It’s been surprising for me to see how much mental energy changing jobs has taken up–and I haven’t even started the new job yet, but am taking some time off in between. I look forward to settling into a new routine so that some mental space can be cleared again for writing.
Stoicism helped me wrap up matters at the old job. It is methodical, requiring constant tension of the spirit (tonos) and mindfulness (prosoche) to ensure we pursue the right path throughout the day. There are so many opportunities to veer off and take an easier route that serves our immediate needs but serves no one else and even might slight those around us. I borrowed the tonos and prosoche approach as I went through the motions of handing off work, writing up notes and sharing all knowledge I might have accumulated. And even though I find such gestures tiring, I tried to say farewell to a number of people in person (fellow introverts will understand the tiring part).
I noticed an odd feeling of calm when in the evenings I would reflect on the day. Despite nervousness over the change–I’d been at my job for almost ten years–I felt relief that I at least tried to comport myself as I should. Anxiety might be normal but to have no regrets certainly reduces the jitters. After I gave notice I slept better than I had in weeks. For various reasons, personal, professional, and even political, I was ready for a change. I mention all of this merely to show that Stoicism has had an effect on my daily life. I am sure that I would not have had a methodical, ethical, or especially a calming approach to a job change before I starting studying the Stoics.
I have recently been reading Epictetus’ Discourse 2.16. Unless the Oxford World’s Classics edition is way off, it strikes me that Epictetus was quite amusing. Maybe that wasn’t his intention, but it translates that way to a sarcastic modern reader (me). There is something about the way Epictetus expressed himself that even though he reiterated the same themes throughout the Discourses, one particular turn of phrase can help you understand the point as if hearing it for the first time. For instance, to stress the need for self-reliance,
Can it be that you have no hands, fool? Perhaps God didn’t make any for you? Then sit down and pray that your nose doesn’t run! Or rather, wipe your nose and stop making accusations.
I don’t know why I am so amused by picturing someone sitting and hoping his nose doesn’t run. I even picture the worried look on the man’s face.

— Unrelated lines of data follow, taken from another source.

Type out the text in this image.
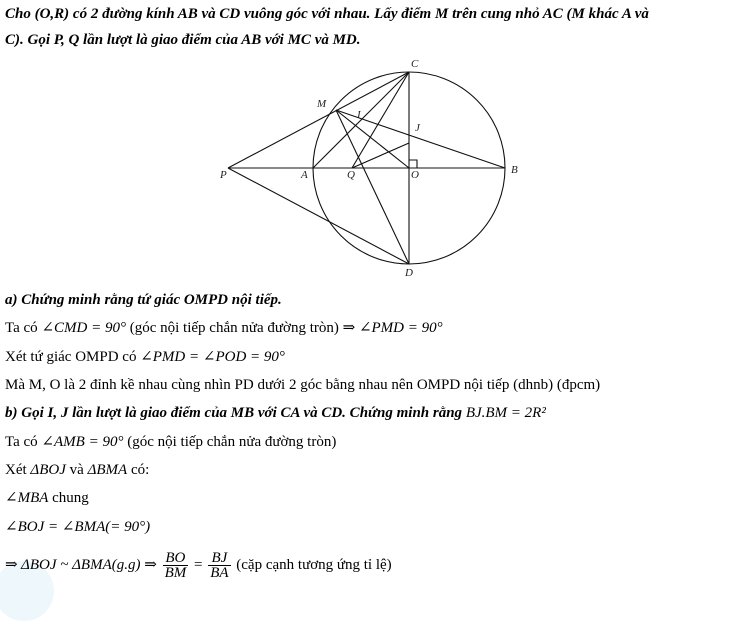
Cho (O,R) có 2 đường kính AB và CD vuông góc với nhau. Lấy điểm M trên cung nhỏ AC (M khác A và
C). Gọi P, Q lần lượt là giao điểm của AB với MC và MD.
C
M
I
J
P	A	Q	O	B
D
a) Chứng minh rằng tứ giác OMPD nội tiếp.
Ta có ∠CMD = 90° (góc nội tiếp chắn nửa đường tròn) ⇒ ∠PMD = 90°
Xét tứ giác OMPD có ∠PMD = ∠POD = 90°
Mà M, O là 2 đỉnh kề nhau cùng nhìn PD dưới 2 góc bằng nhau nên OMPD nội tiếp (dhnb) (đpcm)
b) Gọi I, J lần lượt là giao điểm của MB với CA và CD. Chứng minh rằng BJ.BM = 2R²
Ta có ∠AMB = 90° (góc nội tiếp chắn nửa đường tròn)
Xét ΔBOJ và ΔBMA có:
∠MBA chung
∠BOJ = ∠BMA(= 90°)
⇒ ΔBOJ ~ ΔBMA(g.g) ⇒ $\frac{BO}{BM} = \frac{BJ}{BA}$ (cặp cạnh tương ứng tỉ lệ)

Right before this, Epictetus comments on the inevitability of man becoming anxious when he regards external events as bad, or wishes for them, or makes them the main object of his concern. We forget our internal resources, to the point where they effectively cease to exist from being ignored for so long. Some great motivational language:
What, has God given you nothing to help you in this predicament? Hasn’t he given you endurance? Hasn’t he given you greatness of soul? Hasn’t he given you courage? And yet, being equipped with the hands that you have, do you still look for someone else to wipe your nose?
Arguably, having hands is not the same as having courage, or endurance; most people have two hands, but do most people have greatness of soul? It appears Epictetus would say yes. If nothing else, it would help to proceed as if we do instead of sitting around waiting for other people to help us. Other people are certainly externals; chances are, they are also waiting around for someone to help them. Epictetus, while optimistic about humans’ potential for greatness, is at the same time cynical about their misguided focus on things they can’t control:
Come now, show me a single person who cares how he does what he does, and is concerned not about the result that he can achieve, but about the action itself. . . . Show me just a single man, so that I may see that man whom I’ve been seeking for so long, one who is truly noble-minded and gifted; whether he be young or old, show him to me.
As I head into a new job, it will be useful to remember to focus on just doing what I do, and not worrying about results, others’ perceptions, or other things external to me.